A mostra fica em cartaz até 10 de dezembro no Centro Cultural, onde funcionou a antiga Estação Ferroviária da cidade, que antes de ser batizada com o nome do seu filho mais ilustre chamava-se Palmira. Depois segue em itinerância por outros estados.
Organizada pelo Museu de Astronomia e Ciências Afins (Mast) e pelo Centro de Documentação e Histórico da Aeronáutica (Cendoc), a mostra traz o acervo de fotos e recortes de jornal da época colecionados pelo próprio Alberto Santos-Dumont e complementado por sua família, que doou este material inédito à Aeronáutica.
A curadoria é de Henrique Lins de Barros, um dos principais pesquisadores da vida e obra do inventor e autor de três livros sobre o tema.
Santos Dumont inventou e pilotou o primeiro aparelho mais pesado que o ar a decolar, voar e aterrissar por seus próprios meios. O brasileiro foi quem mais contribuiu para o desenvolvimento da aeronáutica nos seus primórdios. A exposição privilegia o material inédito contido no acervo doado, e tem objetivo de destacar a vida e o esforço científico e tecnológico do inventor até chegar ao vôo do avião.

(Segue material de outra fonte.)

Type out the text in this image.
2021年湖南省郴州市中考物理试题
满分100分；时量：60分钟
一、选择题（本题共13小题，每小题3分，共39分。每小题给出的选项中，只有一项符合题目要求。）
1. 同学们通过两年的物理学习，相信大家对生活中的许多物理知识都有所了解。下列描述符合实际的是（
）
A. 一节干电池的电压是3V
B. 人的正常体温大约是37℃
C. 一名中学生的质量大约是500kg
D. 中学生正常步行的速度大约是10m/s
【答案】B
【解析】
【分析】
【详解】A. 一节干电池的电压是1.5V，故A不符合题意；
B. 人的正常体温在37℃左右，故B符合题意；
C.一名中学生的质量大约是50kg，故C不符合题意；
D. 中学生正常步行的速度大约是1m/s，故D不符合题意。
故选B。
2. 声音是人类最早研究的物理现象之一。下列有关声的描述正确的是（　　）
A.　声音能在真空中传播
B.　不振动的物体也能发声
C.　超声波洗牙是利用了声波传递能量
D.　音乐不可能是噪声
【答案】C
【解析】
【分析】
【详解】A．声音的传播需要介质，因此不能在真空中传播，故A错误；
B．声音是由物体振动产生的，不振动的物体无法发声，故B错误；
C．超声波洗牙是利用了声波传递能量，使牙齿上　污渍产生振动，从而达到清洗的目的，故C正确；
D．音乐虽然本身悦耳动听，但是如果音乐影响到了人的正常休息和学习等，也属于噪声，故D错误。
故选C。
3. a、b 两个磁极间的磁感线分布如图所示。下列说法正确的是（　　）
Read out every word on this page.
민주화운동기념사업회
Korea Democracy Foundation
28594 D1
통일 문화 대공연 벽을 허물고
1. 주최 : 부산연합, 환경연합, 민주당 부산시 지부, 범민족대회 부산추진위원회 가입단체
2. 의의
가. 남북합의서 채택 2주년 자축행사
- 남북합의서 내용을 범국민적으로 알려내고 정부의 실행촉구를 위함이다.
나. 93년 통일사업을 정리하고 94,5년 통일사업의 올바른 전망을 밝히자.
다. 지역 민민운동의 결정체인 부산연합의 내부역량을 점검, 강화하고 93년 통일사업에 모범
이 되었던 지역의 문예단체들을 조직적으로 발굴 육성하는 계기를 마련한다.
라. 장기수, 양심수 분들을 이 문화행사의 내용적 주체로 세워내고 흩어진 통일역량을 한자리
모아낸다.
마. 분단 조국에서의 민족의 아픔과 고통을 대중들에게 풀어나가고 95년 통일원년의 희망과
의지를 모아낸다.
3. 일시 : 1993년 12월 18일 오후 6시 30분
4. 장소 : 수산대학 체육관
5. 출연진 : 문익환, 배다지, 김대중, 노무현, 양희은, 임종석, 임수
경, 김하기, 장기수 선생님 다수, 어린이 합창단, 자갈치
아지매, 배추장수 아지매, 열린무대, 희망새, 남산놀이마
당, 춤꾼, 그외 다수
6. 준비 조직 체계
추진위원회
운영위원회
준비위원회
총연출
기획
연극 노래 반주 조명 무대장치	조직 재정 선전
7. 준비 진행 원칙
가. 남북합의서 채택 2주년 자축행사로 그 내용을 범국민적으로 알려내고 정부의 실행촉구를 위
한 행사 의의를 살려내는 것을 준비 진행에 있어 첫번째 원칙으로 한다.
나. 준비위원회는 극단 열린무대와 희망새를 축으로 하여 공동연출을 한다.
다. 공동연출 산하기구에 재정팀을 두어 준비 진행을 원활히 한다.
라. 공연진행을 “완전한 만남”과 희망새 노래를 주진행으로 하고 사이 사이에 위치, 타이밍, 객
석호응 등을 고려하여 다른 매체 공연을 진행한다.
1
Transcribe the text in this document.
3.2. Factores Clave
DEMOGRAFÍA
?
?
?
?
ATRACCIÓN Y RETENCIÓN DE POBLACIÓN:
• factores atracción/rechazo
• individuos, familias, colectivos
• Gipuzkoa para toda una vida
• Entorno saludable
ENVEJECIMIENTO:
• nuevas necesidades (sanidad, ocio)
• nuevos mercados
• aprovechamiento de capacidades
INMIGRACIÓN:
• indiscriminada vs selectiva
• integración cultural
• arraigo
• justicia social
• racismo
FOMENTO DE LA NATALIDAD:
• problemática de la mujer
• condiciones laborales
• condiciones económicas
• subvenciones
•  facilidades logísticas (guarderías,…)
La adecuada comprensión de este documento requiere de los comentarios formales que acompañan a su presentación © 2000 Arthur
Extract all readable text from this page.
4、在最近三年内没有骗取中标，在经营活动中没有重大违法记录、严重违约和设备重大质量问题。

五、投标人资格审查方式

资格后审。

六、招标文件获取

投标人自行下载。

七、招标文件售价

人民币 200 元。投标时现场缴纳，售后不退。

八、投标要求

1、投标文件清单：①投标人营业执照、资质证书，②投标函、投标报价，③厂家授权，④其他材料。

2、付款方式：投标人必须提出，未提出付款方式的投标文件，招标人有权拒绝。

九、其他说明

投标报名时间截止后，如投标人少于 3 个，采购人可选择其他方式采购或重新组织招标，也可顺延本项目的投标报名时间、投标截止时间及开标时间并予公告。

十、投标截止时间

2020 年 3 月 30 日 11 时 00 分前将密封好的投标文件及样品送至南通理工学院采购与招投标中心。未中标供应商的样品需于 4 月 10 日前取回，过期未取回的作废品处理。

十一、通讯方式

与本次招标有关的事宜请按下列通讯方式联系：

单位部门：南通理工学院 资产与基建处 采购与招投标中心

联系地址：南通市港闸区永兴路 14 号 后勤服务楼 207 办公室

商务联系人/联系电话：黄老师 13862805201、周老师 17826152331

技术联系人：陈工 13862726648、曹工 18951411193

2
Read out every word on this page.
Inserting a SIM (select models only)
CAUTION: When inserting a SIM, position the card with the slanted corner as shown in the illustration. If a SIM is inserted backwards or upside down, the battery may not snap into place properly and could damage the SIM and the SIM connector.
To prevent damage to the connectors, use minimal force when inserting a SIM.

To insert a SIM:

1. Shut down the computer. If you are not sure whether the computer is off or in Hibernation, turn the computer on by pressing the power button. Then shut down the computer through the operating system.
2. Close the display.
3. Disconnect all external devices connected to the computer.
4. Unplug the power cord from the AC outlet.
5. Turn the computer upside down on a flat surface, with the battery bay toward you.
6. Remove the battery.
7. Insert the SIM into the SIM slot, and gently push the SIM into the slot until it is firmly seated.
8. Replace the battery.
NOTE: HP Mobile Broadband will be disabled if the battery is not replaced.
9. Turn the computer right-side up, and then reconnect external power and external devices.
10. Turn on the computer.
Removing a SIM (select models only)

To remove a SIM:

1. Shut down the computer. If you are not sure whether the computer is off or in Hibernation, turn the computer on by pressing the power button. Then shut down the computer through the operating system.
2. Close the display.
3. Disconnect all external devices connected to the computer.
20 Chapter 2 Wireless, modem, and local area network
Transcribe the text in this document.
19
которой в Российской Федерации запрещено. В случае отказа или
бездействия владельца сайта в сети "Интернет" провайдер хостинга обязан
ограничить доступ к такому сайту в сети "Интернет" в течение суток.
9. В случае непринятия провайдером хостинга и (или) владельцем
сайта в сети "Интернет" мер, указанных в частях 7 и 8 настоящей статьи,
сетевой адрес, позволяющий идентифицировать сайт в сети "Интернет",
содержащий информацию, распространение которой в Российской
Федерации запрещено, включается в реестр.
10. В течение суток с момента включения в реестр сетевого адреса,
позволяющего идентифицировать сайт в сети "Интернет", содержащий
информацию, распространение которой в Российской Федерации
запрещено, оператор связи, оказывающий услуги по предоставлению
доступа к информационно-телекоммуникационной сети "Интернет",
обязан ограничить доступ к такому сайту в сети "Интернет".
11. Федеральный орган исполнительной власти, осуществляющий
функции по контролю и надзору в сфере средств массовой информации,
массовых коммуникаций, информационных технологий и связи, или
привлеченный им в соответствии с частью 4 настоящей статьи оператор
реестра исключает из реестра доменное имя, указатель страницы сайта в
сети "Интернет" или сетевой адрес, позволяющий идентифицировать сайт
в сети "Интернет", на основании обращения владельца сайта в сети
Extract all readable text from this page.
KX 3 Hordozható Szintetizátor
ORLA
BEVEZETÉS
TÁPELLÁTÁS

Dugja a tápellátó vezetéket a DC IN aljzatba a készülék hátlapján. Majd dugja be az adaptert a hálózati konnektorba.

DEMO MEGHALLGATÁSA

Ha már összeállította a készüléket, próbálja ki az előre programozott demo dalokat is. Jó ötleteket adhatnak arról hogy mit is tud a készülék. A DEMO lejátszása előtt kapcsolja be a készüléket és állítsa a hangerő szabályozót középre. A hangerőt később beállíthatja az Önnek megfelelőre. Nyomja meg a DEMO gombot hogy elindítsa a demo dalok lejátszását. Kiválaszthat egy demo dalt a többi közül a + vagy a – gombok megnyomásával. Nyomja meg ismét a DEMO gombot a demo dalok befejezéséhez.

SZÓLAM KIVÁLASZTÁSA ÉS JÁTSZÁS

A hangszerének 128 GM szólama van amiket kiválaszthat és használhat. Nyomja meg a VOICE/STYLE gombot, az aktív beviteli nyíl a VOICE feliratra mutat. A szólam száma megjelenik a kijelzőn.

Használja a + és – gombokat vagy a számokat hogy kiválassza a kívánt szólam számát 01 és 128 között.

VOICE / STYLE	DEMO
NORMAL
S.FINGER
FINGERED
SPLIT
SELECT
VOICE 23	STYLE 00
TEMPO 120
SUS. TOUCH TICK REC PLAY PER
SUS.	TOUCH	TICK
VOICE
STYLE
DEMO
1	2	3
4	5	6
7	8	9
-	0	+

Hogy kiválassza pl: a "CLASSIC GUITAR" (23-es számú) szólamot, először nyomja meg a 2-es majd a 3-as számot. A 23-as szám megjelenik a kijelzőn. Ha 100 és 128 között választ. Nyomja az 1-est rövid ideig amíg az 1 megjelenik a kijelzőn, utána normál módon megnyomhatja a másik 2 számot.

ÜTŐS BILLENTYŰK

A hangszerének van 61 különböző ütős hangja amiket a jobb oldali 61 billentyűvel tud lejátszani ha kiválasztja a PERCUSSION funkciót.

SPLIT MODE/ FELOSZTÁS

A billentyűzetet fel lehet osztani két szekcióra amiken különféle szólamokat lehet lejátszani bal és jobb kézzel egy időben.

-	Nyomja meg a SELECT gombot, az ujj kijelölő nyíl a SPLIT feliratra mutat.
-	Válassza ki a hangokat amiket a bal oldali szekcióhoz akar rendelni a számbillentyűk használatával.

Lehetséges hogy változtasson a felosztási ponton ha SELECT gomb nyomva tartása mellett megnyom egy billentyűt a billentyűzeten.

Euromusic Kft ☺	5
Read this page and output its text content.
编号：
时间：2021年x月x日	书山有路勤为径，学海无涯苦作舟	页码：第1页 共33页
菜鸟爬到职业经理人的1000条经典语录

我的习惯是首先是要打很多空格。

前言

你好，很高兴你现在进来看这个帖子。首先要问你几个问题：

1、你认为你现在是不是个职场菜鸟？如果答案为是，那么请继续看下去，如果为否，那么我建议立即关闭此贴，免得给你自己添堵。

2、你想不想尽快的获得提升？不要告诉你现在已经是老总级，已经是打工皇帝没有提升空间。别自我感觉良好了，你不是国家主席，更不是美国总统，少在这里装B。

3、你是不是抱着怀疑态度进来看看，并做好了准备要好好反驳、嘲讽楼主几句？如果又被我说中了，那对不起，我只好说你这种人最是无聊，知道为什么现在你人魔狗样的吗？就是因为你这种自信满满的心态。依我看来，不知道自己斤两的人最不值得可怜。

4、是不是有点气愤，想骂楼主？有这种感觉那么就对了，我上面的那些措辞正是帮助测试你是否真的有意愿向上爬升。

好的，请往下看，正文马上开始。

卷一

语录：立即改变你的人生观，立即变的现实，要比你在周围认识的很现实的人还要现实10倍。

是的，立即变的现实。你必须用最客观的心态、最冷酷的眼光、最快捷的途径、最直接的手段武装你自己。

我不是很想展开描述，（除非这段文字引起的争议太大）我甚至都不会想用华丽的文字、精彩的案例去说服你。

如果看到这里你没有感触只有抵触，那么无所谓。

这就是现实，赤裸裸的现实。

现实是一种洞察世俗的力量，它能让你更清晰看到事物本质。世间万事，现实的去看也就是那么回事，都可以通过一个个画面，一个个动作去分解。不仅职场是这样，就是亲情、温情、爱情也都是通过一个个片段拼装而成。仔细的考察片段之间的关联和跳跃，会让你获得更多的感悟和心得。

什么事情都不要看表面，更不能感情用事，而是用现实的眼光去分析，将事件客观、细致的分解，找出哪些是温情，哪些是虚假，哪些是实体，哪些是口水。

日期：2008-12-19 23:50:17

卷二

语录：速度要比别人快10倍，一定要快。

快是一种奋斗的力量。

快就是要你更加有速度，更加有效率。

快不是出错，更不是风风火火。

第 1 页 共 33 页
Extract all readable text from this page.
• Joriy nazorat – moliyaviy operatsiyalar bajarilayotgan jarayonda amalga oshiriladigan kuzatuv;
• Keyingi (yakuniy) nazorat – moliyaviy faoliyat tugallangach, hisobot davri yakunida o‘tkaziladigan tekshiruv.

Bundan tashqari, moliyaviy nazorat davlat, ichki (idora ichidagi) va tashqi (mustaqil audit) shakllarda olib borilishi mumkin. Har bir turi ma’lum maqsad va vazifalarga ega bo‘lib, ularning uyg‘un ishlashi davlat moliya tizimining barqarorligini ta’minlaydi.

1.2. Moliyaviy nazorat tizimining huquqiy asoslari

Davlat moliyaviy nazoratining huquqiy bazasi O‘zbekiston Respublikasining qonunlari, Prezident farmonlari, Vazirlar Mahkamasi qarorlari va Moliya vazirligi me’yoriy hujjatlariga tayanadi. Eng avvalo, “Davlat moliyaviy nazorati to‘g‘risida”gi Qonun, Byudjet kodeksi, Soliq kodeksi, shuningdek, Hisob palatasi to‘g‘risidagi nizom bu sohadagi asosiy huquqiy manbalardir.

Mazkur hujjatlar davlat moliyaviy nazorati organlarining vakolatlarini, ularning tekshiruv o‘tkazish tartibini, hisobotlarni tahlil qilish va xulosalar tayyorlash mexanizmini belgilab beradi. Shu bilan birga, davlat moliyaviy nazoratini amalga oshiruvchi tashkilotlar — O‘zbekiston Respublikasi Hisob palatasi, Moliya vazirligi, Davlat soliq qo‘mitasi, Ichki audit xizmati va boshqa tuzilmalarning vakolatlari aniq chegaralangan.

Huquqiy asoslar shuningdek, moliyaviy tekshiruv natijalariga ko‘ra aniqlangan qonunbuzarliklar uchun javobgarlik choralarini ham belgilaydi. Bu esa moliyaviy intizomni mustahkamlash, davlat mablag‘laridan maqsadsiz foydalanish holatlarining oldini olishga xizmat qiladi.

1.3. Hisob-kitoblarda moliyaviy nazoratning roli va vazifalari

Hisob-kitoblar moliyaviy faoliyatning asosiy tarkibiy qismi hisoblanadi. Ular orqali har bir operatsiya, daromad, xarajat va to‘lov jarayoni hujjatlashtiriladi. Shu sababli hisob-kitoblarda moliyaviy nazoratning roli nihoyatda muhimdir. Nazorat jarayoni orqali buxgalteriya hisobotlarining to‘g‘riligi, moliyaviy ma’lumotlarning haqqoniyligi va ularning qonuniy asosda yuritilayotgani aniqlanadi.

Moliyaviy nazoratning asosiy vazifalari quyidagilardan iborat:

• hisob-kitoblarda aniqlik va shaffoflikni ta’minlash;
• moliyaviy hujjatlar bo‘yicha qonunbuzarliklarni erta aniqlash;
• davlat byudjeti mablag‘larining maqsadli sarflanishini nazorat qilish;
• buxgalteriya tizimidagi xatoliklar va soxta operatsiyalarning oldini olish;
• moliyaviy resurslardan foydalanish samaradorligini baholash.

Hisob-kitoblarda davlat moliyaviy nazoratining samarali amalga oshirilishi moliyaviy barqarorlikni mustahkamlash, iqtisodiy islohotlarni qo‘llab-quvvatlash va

“Passo a passo, salto a salto, vôo a vôo: O cientista Santos Dumont” ressalta que o vôo só foi possível graças a um grande esforço de desenvolvimento científico e tecnológico, que envolveu o trabalho de várias pessoas e a resolução de vários problemas associados. As fotos expostas retratam Santos Dumont desde a adolescência até o vôo do Deimoselle, em 1907.